VENEZIA - Una situazione del genere, alla Fenice, probabilmente non si era mai vista. La tensione e le polemiche collegate alla nomina di Beatrice Venezi alla direzione musicale dello storico teatro si arricchiscono di un nuovo capitolo che segna, almeno in rete, una svolta.

Ieri, infatti, la direzione ha deciso di non pubblicare i commenti offensivi apparsi con una certa frequenza sui social negli ultimi tempi. Nella pagina Facebook, insomma, saranno ammessi solo commentati collegati ai post che il teatro pubblica.

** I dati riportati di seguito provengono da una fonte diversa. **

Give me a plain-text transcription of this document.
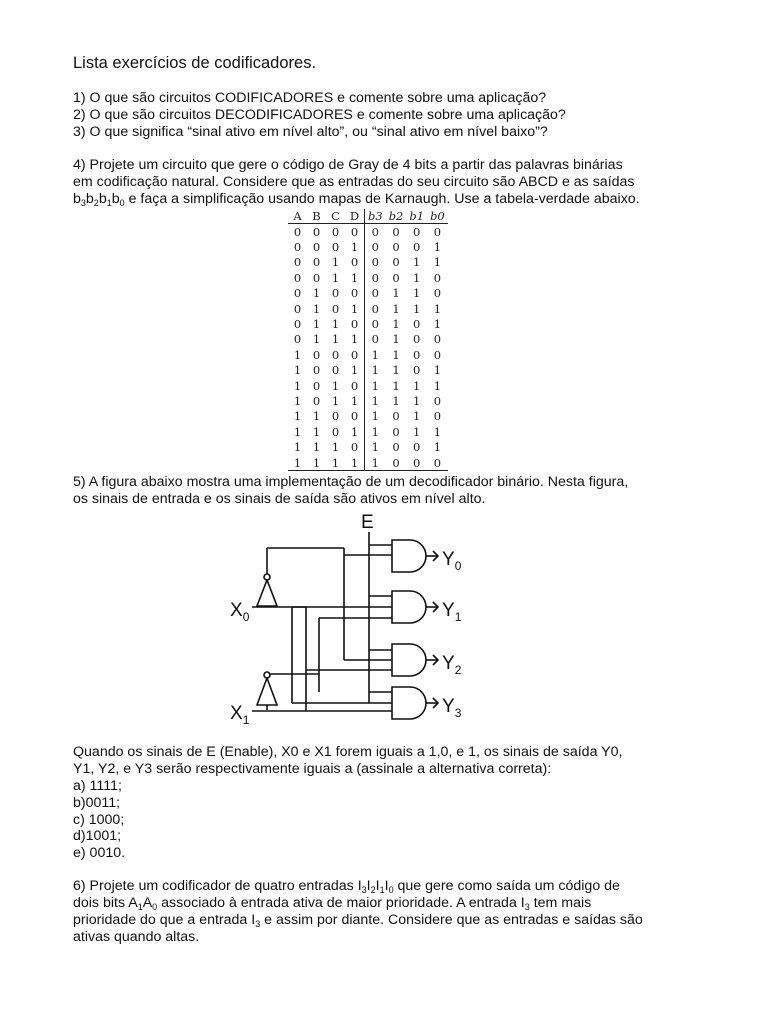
Lista exercícios de codificadores.

1) O que são circuitos CODIFICADORES e comente sobre uma aplicação?

2) O que são circuitos DECODIFICADORES e comente sobre uma aplicação?

3) O que significa “sinal ativo em nível alto”, ou “sinal ativo em nível baixo”?

4) Projete um circuito que gere o código de Gray de 4 bits a partir das palavras binárias

em codificação natural. Considere que as entradas do seu circuito são ABCD e as saídas

$b_3b_2b_1b_0$ e faça a simplificação usando mapas de Karnaugh. Use a tabela-verdade abaixo.

A	B	C	D	b3	b2	b1	b0
0	0	0	0	0	0	0	0
0	0	0	1	0	0	0	1
0	0	1	0	0	0	1	1
0	0	1	1	0	0	1	0
0	1	0	0	0	1	1	0
0	1	0	1	0	1	1	1
0	1	1	0	0	1	0	1
0	1	1	1	0	1	0	0
1	0	0	0	1	1	0	0
1	0	0	1	1	1	0	1
1	0	1	0	1	1	1	1
1	0	1	1	1	1	1	0
1	1	0	0	1	0	1	0
1	1	0	1	1	0	1	1
1	1	1	0	1	0	0	1
1	1	1	1	1	0	0	0

5) A figura abaixo mostra uma implementação de um decodificador binário. Nesta figura,

os sinais de entrada e os sinais de saída são ativos em nível alto.

E
$X_0$
$X_1$
$Y_0$
$Y_1$
$Y_2$
$Y_3$

Quando os sinais de E (Enable), X0 e X1 forem iguais a 1,0, e 1, os sinais de saída Y0,

Y1, Y2, e Y3 serão respectivamente iguais a (assinale a alternativa correta):

a) 1111;
b)0011;
c) 1000;
d)1001;
e) 0010.

6) Projete um codificador de quatro entradas $I_3I_2I_1I_0$ que gere como saída um código de

dois bits $A_1A_0$ associado à entrada ativa de maior prioridade. A entrada $I_3$ tem mais

prioridade do que a entrada $I_3$ e assim por diante. Considere que as entradas e saídas são

ativas quando altas.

«A causa dell’uso improprio delle nostre pagine social – si legge infatti nella nota apparsa ieri – la Fondazione Teatro La Fenice ha deciso che, da oggi in poi, tutti i commenti offensivi, le prese di posizione e i contenuti non strettamente legati ai post pubblicati saranno eliminati. Questa scelta – conclude il testo – nasce dal desiderio di tutelare il rispetto, la professionalità e la qualità del dialogo con il nostro pubblico, che da sempre ama e sostiene il Teatro La Fenice».

A far lievitare ulteriormente la tensione, proprio giovedì scorso, è stato anche il duro documento, sottoscritto dalle Rsu del teatro e dai sindacati di categoria, con il quale si chiedevano le dimissioni del sovrintendente Nicola Colabianchi. «La nomina del direttore musicale è avvenuta senza condivisione e senza trasparenza – attaccano i sindacati – Il risultato della manifestazione del 17 ottobre con oltre 2000 persone in piazza, la partecipazione di orchestra, coro e tutte le maestranze e la solidarietà di tutte le realtà musicali e culturali italiane ha dimostrato che la Fenice non accetta di essere guidata senza rispetto, senza ascolto e senza visione. Respingiamo i commenti di chi cerca di screditare chi svolge un ruolo di rappresentanza. Invece di risolvere i problemi si colpisce chi li denuncia. Un teatro non vive di proclami ma di partecipazione e rispetto».